Editor: No, it sounds true. The thing that got me wasn’t the reneging of the government, and all other governments, on the red lines they had set, or promises they had made – you know, it’s never going to be mandatory, you won’t lose your job, of course we won’t be giving it to children. And then you get to the stage where people are posting on Twitter, ‘I’m getting my child vaccinated’, despite the fact that they are completely healthy, are at no risk from Covid, and can only be in danger from possible side effects, or as yet unknown health consequences, because we have no long term data on the vaccines, and I’m doing it anyway.
Kathy Gyngell: Mike Yeadon may have had a point, that the mass vaccinated population may have compromised immune systems. It is possible that the death rates are going to go up because of this, I don’t know, but it’s possible – he may end up being not so far wrong. It’s not an unreasonable point of view.
Editor: No absolutely. I kind of got forced to have the vaccination against my judgement, because in South Korea it was mandated for teachers. And so, I had the choice between a vaccine which doesn’t work, but presumably won’t kill me, and not being able to feed my daughters, which isn’t much of a choice!
Kathy Gyngell: Yes, which isn’t much of a choice. But morally, we’ve never had to have that decision forced on us. For instance, in the case of the MMR vaccine, my eldest was so ill afterwards, that for my second child, I made the decision not to take that risk. But I wasn’t penalised in any way for taking that decision. Of course, people thought I was mad. I was called an ‘anti-vaxxer’, but we have never been penalised for making our own decisions – and in that case, we were free to do so.
Editor: And we have seen, only too clearly recently – the almighty power of the state, as in Canada, when you don’t do what you are supposed to do, they can shut you down.

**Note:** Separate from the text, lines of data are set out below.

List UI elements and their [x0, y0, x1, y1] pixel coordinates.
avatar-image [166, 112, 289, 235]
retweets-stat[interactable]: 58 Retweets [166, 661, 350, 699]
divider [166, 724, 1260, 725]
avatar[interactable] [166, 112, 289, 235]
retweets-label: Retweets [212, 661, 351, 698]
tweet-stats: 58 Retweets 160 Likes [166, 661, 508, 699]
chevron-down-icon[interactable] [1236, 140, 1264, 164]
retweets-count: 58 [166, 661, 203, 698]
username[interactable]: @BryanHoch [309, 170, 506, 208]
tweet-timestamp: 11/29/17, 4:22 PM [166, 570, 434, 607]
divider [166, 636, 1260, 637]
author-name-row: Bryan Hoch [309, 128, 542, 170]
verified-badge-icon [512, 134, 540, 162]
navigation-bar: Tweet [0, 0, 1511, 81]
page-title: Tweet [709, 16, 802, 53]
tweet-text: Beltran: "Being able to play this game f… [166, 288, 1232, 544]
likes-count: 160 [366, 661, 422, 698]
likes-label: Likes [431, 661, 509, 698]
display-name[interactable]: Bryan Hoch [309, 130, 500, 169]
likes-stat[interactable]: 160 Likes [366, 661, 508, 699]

Kathy Gyngell: And the so-called Conservatives are part of this overreach; this overweening overreach. And they don’t see, as with Mao, how similar the pattern is here. Covid has created a sort of blindness, that’s the worst thing it has done. And the way it has been manipulated to create blindness, in a way that I could not have ever imagined. However depressed I was about the long march through the institutions, I could not have anticipated such a thing happening, and at such speed. And I don’t know who could.